1. Our employees are consumers, and as such are increasingly immersed in technology. If my expectation of the world is one where I can do pretty much anything at the tap of a screen, then why would my expectations be any different at work?
2. HR technology has changed and is changing. The future of technology is not the big, sole vendor, enterprise systems (although they are still dominant) that restrain you to one platform and one solution. The future is individual, integrated multiple vendor solutions that are best fit for your organisation.
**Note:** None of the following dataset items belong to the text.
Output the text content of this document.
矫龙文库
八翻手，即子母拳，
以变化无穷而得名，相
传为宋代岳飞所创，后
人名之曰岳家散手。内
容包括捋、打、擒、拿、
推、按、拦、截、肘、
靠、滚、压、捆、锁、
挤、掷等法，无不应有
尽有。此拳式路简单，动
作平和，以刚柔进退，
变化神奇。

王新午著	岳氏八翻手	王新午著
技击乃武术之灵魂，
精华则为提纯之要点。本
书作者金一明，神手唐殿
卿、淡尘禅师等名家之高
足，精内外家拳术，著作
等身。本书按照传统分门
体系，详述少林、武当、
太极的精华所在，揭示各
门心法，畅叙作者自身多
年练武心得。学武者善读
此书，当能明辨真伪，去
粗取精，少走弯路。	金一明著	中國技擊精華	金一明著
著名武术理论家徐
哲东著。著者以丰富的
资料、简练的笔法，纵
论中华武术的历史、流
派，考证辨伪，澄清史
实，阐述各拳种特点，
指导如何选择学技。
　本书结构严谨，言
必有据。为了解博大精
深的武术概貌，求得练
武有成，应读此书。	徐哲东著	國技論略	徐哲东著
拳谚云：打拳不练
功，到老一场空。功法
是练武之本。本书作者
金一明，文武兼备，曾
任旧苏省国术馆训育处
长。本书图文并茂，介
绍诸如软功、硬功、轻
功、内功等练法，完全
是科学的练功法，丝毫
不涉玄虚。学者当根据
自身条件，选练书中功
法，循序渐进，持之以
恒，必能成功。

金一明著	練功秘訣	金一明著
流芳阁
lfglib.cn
3. We have the opportunity to excite and engage employees through the use of technology, rather than report on and process them. In the same way we willingly spend our time (and money) on consumer technology, the right solutions will lead the right behaviours and engagement within our organisations.
4. Cloud based and SaaS (software as a solution) technologies improve our ability to implement technology more quickly and at lower cost. Gone is the need for long project plans and implementation projects, we can trial, measure and develop a lot more easily. But successful implementation still comes down to good training and communication, nothing has changed there.
5. The opportunity to take our HR technology out of the work environment and in to the home, the commute, the coffee shop or the pub is going to become crucial. Being fully mobile, fully portable, whilst remaining secure is going to be a challenge, but our expectations as consumers is to access the content and services we need, when we need them, wherever we need them.
6. Good technology means good data. And intelligent use of data, as we know, is critical to understanding and leading our organisations to be better.
But the big tech-away (did you see what I did there?) for me, is that as an HR leader, you need to understand and embrace the opportunities offered by the new generation of technology solutions. It isn’t good enough to say, “I’m not a technology person” in the same way it isn’t acceptable to say, “I don’t do numbers”. The HR leader of the future is going to be immersed in technology and see it as their greatest asset.
If that isn’t you, then its time to brush up. Otherwise, you’d better start looking over your shoulder.